Akcja to również inspiracja do podejmowania działań społecznych, a także angażowania się w nie. To też zaproszenie dla kolejnych przedsiębiorstw i osób prywatnych do przyłączenia się do "Pociągu", który każdego roku na nowo udowadnia, że wspólne wysiłki potrafią spełniać marzenia i odmieniać rzeczywistość najbardziej potrzebujących.
- Order Uśmiechu, który otrzymałem, jest dodatkową motywacją - wyznaje Zygmunt Pyszkowski. - Chcemy zapobiegać rozdzielaniu rodzin, umieszczeniu dzieci w domach pieczy zastępczej czy domach dziecka. Podejmujemy działania umożliwiające powroty, edukujemy rodziny, wspieramy. Wskazujemy na obszary wymagające zagospodarowania w tym zakresie w gminach. I choć mamy na tym polu sukcesy, to wciąż jest dużo do zrobienia. Dlatego ten Order jest dodatkowym dopingiem, żebyśmy wzmogli te działania.
Ważnym aspektem akcji jest współpraca z firmami, które włączają się w pomoc, dołączając swoje "wagoniki" do symbolicznego pociągu.
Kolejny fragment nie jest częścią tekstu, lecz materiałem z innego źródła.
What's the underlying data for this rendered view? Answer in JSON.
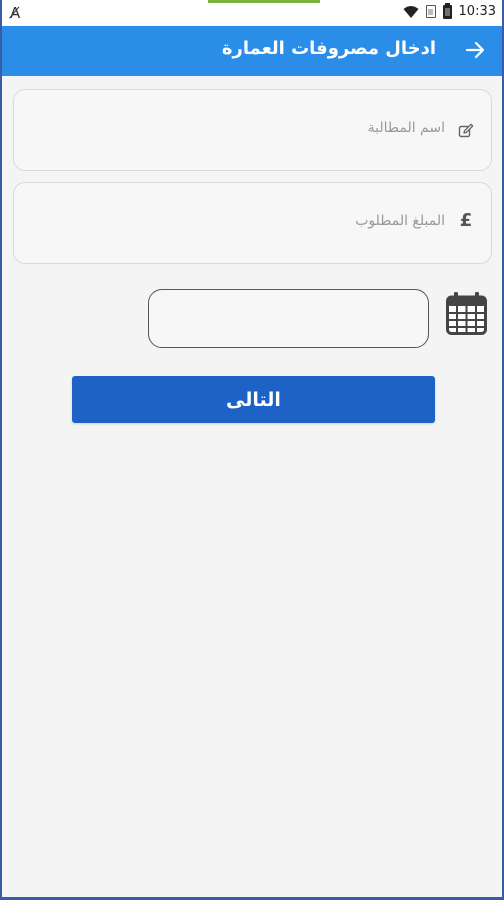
{
  "status_bar": {
    "left_icon": "A̸",
    "time": "10:33"
  },
  "app_bar": {
    "title": "ادخال مصروفات العمارة",
    "back_icon": "arrow-right"
  },
  "form": {
    "claim_name": {
      "placeholder": "اسم المطالبة",
      "icon": "edit"
    },
    "amount": {
      "placeholder": "المبلغ المطلوب",
      "icon": "£"
    },
    "date": {
      "value": ""
    }
  },
  "next_button": {
    "label": "التالى"
  },
  "colors": {
    "app_bar": "#2a8ee9",
    "button": "#1d62c4",
    "background": "#f4f4f4"
  }
}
Wśród nich są Skarbiec TFI, POLREGIO - największy przewoźnik kolejowy w Polsce oraz Grupa Niewiadów S.A., której wsparcie pozwala zwiększać zasięg i efektywność przedsięwzięcia. W zeszłym roku 187 firm z całej Polski zaangażowało się w akcję, przekazując ponad 400 tys. zł, co umożliwiło wyjazdy niemal tysiącu dzieci.